Who optimizes for what#

Whether you get one, two, or three of these properties is up to the tool or product you pick, or how much you’re willing to invest in significant self-hosted infrastructure.

Seasoned engineers who’ve been through terrible incidents, and prevented their fair share before it got bad, tend to prefer fast queries over a window of at most a few months. These folks know that in practice, you don’t need “all of the data” and split unsampled data to some low-cost archive, then sample or otherwise process data so a small but relevant fraction goes into a fast querying data store.

That isn’t to say that seasoned engineers don’t value the third property. Anyone working in US finance knows you have to keep all data around unsampled for a period of time for compliance reasons. Or you may need to keep all data just in case you “need that one trace” from a particular customer who escalated their problem through support. However, these are typically secondary concerns for these folks. They know that effective sampling and preprocessing of data will usually get them what they need, when they need it.

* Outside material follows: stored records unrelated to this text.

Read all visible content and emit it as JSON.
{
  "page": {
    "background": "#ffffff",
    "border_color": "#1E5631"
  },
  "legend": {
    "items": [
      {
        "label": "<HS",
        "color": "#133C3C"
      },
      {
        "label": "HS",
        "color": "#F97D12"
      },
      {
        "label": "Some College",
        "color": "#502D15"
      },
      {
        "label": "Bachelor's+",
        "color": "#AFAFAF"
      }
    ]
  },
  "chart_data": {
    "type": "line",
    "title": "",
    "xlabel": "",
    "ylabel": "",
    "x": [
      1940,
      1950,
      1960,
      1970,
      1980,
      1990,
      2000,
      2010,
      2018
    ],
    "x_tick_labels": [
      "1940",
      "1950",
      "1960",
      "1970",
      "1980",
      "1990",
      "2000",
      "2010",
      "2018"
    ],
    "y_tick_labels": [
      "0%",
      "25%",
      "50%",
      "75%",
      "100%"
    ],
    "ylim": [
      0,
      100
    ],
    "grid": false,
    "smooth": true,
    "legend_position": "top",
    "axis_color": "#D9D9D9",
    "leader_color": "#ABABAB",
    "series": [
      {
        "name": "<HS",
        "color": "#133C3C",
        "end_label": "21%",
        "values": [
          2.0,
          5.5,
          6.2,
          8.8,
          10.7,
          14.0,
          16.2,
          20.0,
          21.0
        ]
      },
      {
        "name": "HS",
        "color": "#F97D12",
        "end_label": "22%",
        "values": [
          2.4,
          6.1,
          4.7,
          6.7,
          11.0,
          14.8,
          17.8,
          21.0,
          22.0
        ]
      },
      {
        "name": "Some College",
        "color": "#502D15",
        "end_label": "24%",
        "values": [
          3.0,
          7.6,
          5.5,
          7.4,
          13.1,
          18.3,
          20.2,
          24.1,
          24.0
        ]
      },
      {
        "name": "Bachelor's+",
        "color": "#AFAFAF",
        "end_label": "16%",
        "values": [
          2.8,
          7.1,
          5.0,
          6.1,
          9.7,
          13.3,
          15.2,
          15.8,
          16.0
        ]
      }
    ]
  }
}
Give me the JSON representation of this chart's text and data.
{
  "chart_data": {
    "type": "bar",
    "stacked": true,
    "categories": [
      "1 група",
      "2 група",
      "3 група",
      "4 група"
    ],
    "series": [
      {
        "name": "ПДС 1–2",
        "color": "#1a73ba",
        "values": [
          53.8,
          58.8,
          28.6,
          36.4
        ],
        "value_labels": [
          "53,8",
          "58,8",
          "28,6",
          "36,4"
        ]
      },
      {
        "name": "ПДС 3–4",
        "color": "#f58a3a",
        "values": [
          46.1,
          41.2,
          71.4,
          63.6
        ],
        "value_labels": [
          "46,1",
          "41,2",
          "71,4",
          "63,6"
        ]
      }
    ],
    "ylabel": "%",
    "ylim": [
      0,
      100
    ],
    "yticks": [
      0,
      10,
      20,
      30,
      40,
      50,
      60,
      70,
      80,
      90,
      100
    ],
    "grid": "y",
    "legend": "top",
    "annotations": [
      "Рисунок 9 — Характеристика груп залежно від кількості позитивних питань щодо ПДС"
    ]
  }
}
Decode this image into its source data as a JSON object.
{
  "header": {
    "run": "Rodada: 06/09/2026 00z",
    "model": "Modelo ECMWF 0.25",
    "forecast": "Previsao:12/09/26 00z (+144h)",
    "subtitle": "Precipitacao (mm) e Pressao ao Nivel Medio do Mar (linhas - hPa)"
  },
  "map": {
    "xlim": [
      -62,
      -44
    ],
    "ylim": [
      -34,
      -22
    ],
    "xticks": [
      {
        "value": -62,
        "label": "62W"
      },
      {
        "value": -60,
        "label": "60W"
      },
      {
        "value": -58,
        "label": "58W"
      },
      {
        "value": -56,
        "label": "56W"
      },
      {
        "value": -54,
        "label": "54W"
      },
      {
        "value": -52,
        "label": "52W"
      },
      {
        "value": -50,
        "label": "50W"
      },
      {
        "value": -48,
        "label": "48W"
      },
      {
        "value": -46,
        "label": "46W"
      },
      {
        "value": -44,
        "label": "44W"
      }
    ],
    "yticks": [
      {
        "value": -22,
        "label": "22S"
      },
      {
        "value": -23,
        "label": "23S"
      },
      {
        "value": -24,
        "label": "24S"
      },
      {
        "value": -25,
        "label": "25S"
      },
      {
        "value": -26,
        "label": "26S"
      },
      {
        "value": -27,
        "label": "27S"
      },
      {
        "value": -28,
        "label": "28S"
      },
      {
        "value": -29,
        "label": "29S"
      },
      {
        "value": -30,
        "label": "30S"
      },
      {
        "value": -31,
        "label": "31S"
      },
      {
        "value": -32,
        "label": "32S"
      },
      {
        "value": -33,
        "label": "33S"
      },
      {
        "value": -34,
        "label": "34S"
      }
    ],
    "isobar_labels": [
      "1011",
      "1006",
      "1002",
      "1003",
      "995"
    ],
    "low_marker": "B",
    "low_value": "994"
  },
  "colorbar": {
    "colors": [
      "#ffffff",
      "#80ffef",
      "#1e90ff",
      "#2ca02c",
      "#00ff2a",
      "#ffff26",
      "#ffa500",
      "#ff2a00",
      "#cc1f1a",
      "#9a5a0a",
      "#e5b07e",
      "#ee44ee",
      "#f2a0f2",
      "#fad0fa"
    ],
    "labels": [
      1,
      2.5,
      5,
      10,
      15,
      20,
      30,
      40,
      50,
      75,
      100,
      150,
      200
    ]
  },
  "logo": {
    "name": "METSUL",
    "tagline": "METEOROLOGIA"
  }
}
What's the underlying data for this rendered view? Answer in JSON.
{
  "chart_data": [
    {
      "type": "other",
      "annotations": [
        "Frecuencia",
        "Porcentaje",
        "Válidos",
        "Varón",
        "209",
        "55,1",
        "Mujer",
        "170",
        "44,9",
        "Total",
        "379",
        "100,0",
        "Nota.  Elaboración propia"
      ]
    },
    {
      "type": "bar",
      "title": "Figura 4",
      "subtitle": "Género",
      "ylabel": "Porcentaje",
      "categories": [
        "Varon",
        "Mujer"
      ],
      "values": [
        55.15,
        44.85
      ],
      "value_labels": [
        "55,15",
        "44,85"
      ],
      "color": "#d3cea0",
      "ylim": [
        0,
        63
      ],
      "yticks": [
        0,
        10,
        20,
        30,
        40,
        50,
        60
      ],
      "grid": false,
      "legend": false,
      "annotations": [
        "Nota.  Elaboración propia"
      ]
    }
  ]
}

The third property is usually most valued by larger and less “tech forward” enterprises. In my experience, a lot of the time these are engineers who aren’t aware of how you can aggregate logs, filter metrics, or sample all data to get a high degree of representativeness. Their organizations often also lack sophistication in how they generate data in the first place, often because they’re “subject to other bullshit” that makes cleaning up their data act not worth the time and money.

The fourth property is valued most by executive or sub-executive level folks who are forced through socio-technical incentive structures to view observability as a cost center.

I say all of this to highlight that each of these three categories of person can all exist within the same organization. This is why you get companies paying not just for Datadog, but also for New Relic, and Splunk, sometimes Honeycomb, a little Instana here and there, and usually some degree of Grafana in the mix.

Will it change?#

Probably not. I would argue we’re in the second or third “era” of observability right now, and we certainly haven’t figured it all out as an industry. As my friend and sorta-boss Charity says, we might need to even version observability as a concept.

I like to think of the future being much more akin to real-time data analysis than anything else. Less focus on “Metrics, Events, Logs, Traces” and more on if you have a continuous stream of relevant data that tells you what is going on in your systems when they’re live. To do that effectively, you need to get real about adopting OpenTelemetry thoughtfully and start educating developers on how to analyze data so that they don’t see production as some scary place for burned out, alcoholic SREs to deal with. That’s a big task wrought with myriad technical and organizational hurdles to jump over. But maybe in that world we can get the best set of tradeoffs.